If you put some thought into it you can probably think of someone who is sporting a Chinese tattoo. I know that I can name at least three people that I am personally acquainted with. Probably, seven or more people if I add celebrities to that list. And I can see why Chinese tattoos are popular. They do look really good. But, there is also a dark side to Chinese tattoos that you need to be aware of. The two most common problems are poor translations and inaccurate translations. These may seem like one and the same to you but they really aren’t.

Poor translation Chinese tattoos include things such as someone who thinks that they are getting a phrase like "freedom" when actually they are receiving something that means "Cheap". Inaccurate translations are things that are hard to translate from English to the symbol driven language. Philosophical concepts such as divinity may be very hard to translate into a Chinese tattoo design. So make sure that you find someone who is a native speaker of the language to compose the design for you.

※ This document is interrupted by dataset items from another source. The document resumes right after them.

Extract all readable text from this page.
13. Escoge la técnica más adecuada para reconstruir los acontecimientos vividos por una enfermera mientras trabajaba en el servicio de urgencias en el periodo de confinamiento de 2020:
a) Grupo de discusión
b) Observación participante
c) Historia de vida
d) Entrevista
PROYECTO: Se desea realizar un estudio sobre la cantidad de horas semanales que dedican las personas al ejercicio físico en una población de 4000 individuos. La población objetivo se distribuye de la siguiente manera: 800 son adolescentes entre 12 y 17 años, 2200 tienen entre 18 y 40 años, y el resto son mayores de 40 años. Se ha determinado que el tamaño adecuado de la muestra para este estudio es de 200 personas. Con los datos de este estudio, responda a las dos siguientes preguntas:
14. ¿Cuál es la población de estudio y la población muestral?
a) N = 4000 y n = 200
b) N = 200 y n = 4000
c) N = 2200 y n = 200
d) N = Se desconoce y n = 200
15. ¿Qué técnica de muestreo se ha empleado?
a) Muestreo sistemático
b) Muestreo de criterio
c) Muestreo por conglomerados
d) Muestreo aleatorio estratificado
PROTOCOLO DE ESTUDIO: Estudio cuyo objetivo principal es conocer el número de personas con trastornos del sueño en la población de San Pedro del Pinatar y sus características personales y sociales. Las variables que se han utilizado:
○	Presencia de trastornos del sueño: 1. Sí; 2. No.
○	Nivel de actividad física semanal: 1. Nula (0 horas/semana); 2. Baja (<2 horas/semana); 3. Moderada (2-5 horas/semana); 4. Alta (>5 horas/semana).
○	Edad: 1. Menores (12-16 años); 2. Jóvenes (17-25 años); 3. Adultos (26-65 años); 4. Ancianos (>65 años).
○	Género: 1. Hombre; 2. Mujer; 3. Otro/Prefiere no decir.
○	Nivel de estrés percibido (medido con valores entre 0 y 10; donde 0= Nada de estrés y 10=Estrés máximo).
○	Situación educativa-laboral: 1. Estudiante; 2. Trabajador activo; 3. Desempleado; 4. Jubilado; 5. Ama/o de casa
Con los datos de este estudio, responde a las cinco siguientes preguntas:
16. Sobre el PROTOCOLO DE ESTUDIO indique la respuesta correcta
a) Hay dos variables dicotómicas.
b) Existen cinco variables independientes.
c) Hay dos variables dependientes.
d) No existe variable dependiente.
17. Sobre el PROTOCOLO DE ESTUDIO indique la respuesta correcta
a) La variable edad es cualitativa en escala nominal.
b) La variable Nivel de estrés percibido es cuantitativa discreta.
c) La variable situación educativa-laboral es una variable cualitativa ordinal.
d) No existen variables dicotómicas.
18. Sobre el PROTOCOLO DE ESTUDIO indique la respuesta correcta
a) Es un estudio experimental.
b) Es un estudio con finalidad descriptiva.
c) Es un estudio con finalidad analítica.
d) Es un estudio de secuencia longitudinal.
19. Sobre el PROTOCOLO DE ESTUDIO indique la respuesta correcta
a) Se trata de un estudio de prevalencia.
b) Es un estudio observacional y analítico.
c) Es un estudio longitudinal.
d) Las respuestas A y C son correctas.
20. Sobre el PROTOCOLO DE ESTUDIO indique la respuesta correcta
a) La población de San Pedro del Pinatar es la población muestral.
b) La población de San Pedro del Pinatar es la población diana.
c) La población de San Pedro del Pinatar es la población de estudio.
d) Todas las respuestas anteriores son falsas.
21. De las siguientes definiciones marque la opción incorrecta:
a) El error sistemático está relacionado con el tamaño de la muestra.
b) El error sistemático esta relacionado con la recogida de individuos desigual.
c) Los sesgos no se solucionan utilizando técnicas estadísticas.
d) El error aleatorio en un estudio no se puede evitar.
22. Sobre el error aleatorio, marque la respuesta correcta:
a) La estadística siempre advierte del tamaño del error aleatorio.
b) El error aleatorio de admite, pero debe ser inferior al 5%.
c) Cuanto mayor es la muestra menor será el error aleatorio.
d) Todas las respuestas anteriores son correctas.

And then make sure that you find a qualified artist to do the ink. Trust me, you’ll thank me for heeding this advise.

18 May 2010

Chinese Names Tattoos

Chinese Names Tattoos
Chinese Names Tattoos

A growing trend in the world of tattooing is having your name name of your loved one translated into a Chinese name tattoo. Chinese name tattoos can be a great way to add a little pizazz to your name or the name of a loved one. These tattoo designs can appear exotic, but they are not without their risk.

If you are thinking about getting a Chinese name tattoo make sure that you find someone who speaks the language fluently. You don’t want to end up getting the wrong name or something that isn’t even a name inked accidentally.

This could cause a great deal of embarrassment and may make you the subject among many native speakers.

And don’t think that you can depend on an online translator or your tattoo artist to help you design your Chinese name tattoo. Online translators are notorious for getting translations wrong and your local tattoo artist probably doesn’t speak the language. So if you want to get a Chinese name design make sure that you do it right and find a person or a reliable source to give you the information that you need to have the Chinese name tattoo inked correctly the first time.